Wednesdays with Grace
Some of you may know that my background is Jewish. I began following Jesus as Messiah when I was fifteen, a couple of years after my Bar Mitzvah.
It’s often assumed that Jewish people have a good grasp of the Old Testament. But that’s not always the case, as I know from my own experience.
One day, not long after I put my trust in Jesus, I came across a Bible chapter called Isaiah 53. As I read about a person being “pierced for our transgressions,” I excitedly said to myself, “THIS IS JESUS! I’m reading the Old Testament, but this chapter is talking about Jesus!” There was a brief moment of praise and wonder before I said to myself, “I’ve made an amazing discovery. When I show this to people, I’ll be world famous.” I don’t remember how things developed after that, but I must have quickly discovered I wasn’t the only person to have seen Jesus in that chapter.

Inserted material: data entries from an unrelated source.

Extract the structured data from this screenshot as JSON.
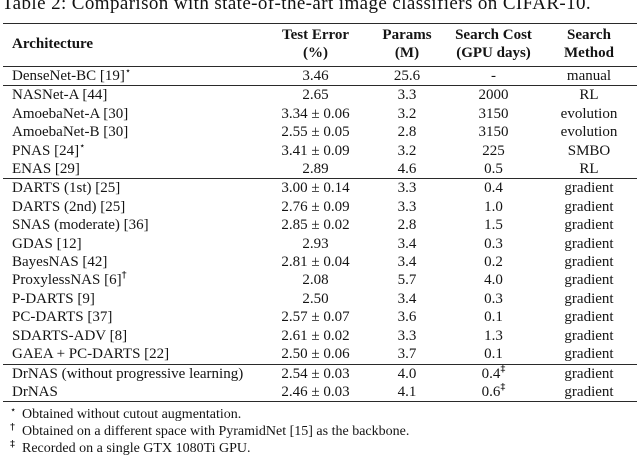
{
  "caption": "Table 2: Comparison with state-of-the-art image classifiers on CIFAR-10.",
  "table": {
    "headers": {
      "architecture": "Architecture",
      "test_error_line1": "Test Error",
      "test_error_line2": "(%)",
      "params_line1": "Params",
      "params_line2": "(M)",
      "search_cost_line1": "Search Cost",
      "search_cost_line2": "(GPU days)",
      "search_method_line1": "Search",
      "search_method_line2": "Method"
    },
    "rows": [
      {
        "arch": "DenseNet-BC [19]",
        "arch_sup": "⋆",
        "err": "3.46",
        "params": "25.6",
        "cost": "-",
        "cost_sup": "",
        "method": "manual"
      },
      {
        "arch": "NASNet-A [44]",
        "arch_sup": "",
        "err": "2.65",
        "params": "3.3",
        "cost": "2000",
        "cost_sup": "",
        "method": "RL"
      },
      {
        "arch": "AmoebaNet-A [30]",
        "arch_sup": "",
        "err": "3.34 ± 0.06",
        "params": "3.2",
        "cost": "3150",
        "cost_sup": "",
        "method": "evolution"
      },
      {
        "arch": "AmoebaNet-B [30]",
        "arch_sup": "",
        "err": "2.55 ± 0.05",
        "params": "2.8",
        "cost": "3150",
        "cost_sup": "",
        "method": "evolution"
      },
      {
        "arch": "PNAS [24]",
        "arch_sup": "⋆",
        "err": "3.41 ± 0.09",
        "params": "3.2",
        "cost": "225",
        "cost_sup": "",
        "method": "SMBO"
      },
      {
        "arch": "ENAS [29]",
        "arch_sup": "",
        "err": "2.89",
        "params": "4.6",
        "cost": "0.5",
        "cost_sup": "",
        "method": "RL"
      },
      {
        "arch": "DARTS (1st) [25]",
        "arch_sup": "",
        "err": "3.00 ± 0.14",
        "params": "3.3",
        "cost": "0.4",
        "cost_sup": "",
        "method": "gradient"
      },
      {
        "arch": "DARTS (2nd) [25]",
        "arch_sup": "",
        "err": "2.76 ± 0.09",
        "params": "3.3",
        "cost": "1.0",
        "cost_sup": "",
        "method": "gradient"
      },
      {
        "arch": "SNAS (moderate) [36]",
        "arch_sup": "",
        "err": "2.85 ± 0.02",
        "params": "2.8",
        "cost": "1.5",
        "cost_sup": "",
        "method": "gradient"
      },
      {
        "arch": "GDAS [12]",
        "arch_sup": "",
        "err": "2.93",
        "params": "3.4",
        "cost": "0.3",
        "cost_sup": "",
        "method": "gradient"
      },
      {
        "arch": "BayesNAS [42]",
        "arch_sup": "",
        "err": "2.81 ± 0.04",
        "params": "3.4",
        "cost": "0.2",
        "cost_sup": "",
        "method": "gradient"
      },
      {
        "arch": "ProxylessNAS [6]",
        "arch_sup": "†",
        "err": "2.08",
        "params": "5.7",
        "cost": "4.0",
        "cost_sup": "",
        "method": "gradient"
      },
      {
        "arch": "P-DARTS [9]",
        "arch_sup": "",
        "err": "2.50",
        "params": "3.4",
        "cost": "0.3",
        "cost_sup": "",
        "method": "gradient"
      },
      {
        "arch": "PC-DARTS [37]",
        "arch_sup": "",
        "err": "2.57 ± 0.07",
        "params": "3.6",
        "cost": "0.1",
        "cost_sup": "",
        "method": "gradient"
      },
      {
        "arch": "SDARTS-ADV [8]",
        "arch_sup": "",
        "err": "2.61 ± 0.02",
        "params": "3.3",
        "cost": "1.3",
        "cost_sup": "",
        "method": "gradient"
      },
      {
        "arch": "GAEA + PC-DARTS [22]",
        "arch_sup": "",
        "err": "2.50 ± 0.06",
        "params": "3.7",
        "cost": "0.1",
        "cost_sup": "",
        "method": "gradient"
      },
      {
        "arch": "DrNAS (without progressive learning)",
        "arch_sup": "",
        "err": "2.54 ± 0.03",
        "params": "4.0",
        "cost": "0.4",
        "cost_sup": "‡",
        "method": "gradient"
      },
      {
        "arch": "DrNAS",
        "arch_sup": "",
        "err": "2.46 ± 0.03",
        "params": "4.1",
        "cost": "0.6",
        "cost_sup": "‡",
        "method": "gradient"
      }
    ]
  },
  "footnotes": [
    {
      "marker": "⋆",
      "text": "Obtained without cutout augmentation."
    },
    {
      "marker": "†",
      "text": "Obtained on a different space with PyramidNet [15] as the backbone."
    },
    {
      "marker": "‡",
      "text": "Recorded on a single GTX 1080Ti GPU."
    }
  ]
}
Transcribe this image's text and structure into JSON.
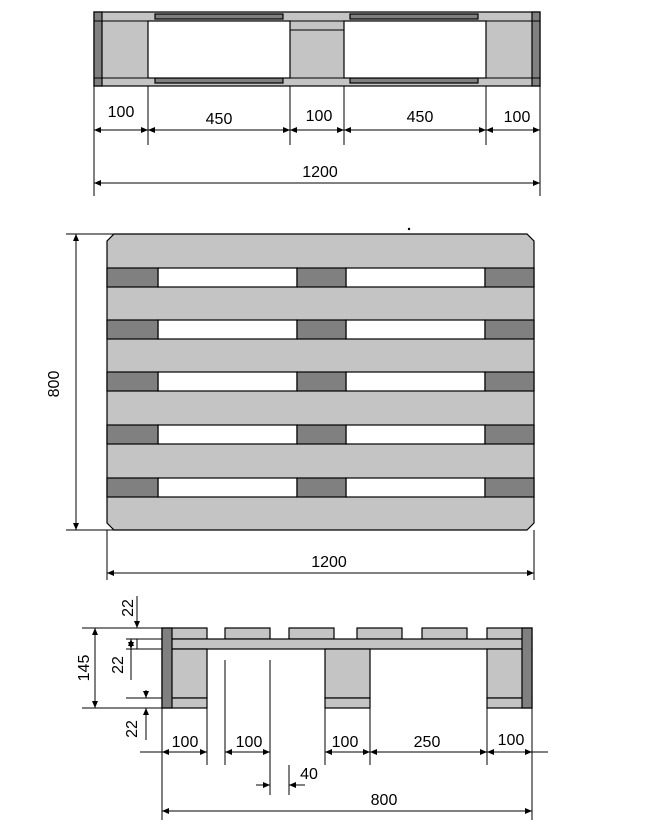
{
  "colors": {
    "board_light": "#c4c4c4",
    "board_dark": "#808080",
    "line": "#000000",
    "background": "#ffffff"
  },
  "top_view": {
    "dims": [
      "100",
      "450",
      "100",
      "450",
      "100"
    ],
    "overall": "1200"
  },
  "plan_view": {
    "height": "800",
    "width": "1200"
  },
  "side_view": {
    "vertical": {
      "total": "145",
      "deck": "22",
      "stringer": "22",
      "bottom": "22"
    },
    "dims": [
      "100",
      "100",
      "100",
      "250",
      "100"
    ],
    "gap": "40",
    "overall": "800"
  }
}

Isaiah 53, written around 700 B.C., sets up three expectations. First, a man will be unjustly put to death by piercing (verses 5, 8). Second, he’ll bear other people’s sin and be punished for it (5, 6). And, third, he won’t stay dead (10: “he will see his offspring and prolong his days”; 11: “After the suffering of his soul, he will see the light”). That three-part prophecy is stunningly fulfilled in Jesus.
Picture a three-circle Venn diagram. In one circle: all the people who, like Jesus, have offered salvation from sin. In the next circle: everyone unjustly put to death by piercing. In the third circle: everyone with a credible resurrection claim. How many people in world history are at the heart of the Venn diagram, because they’re in all three circles? Surely Jesus is the only person there. His claim to be God’s promised Savior is unrivaled. We should worship him with the confidence that fulfilled prophecy supplies.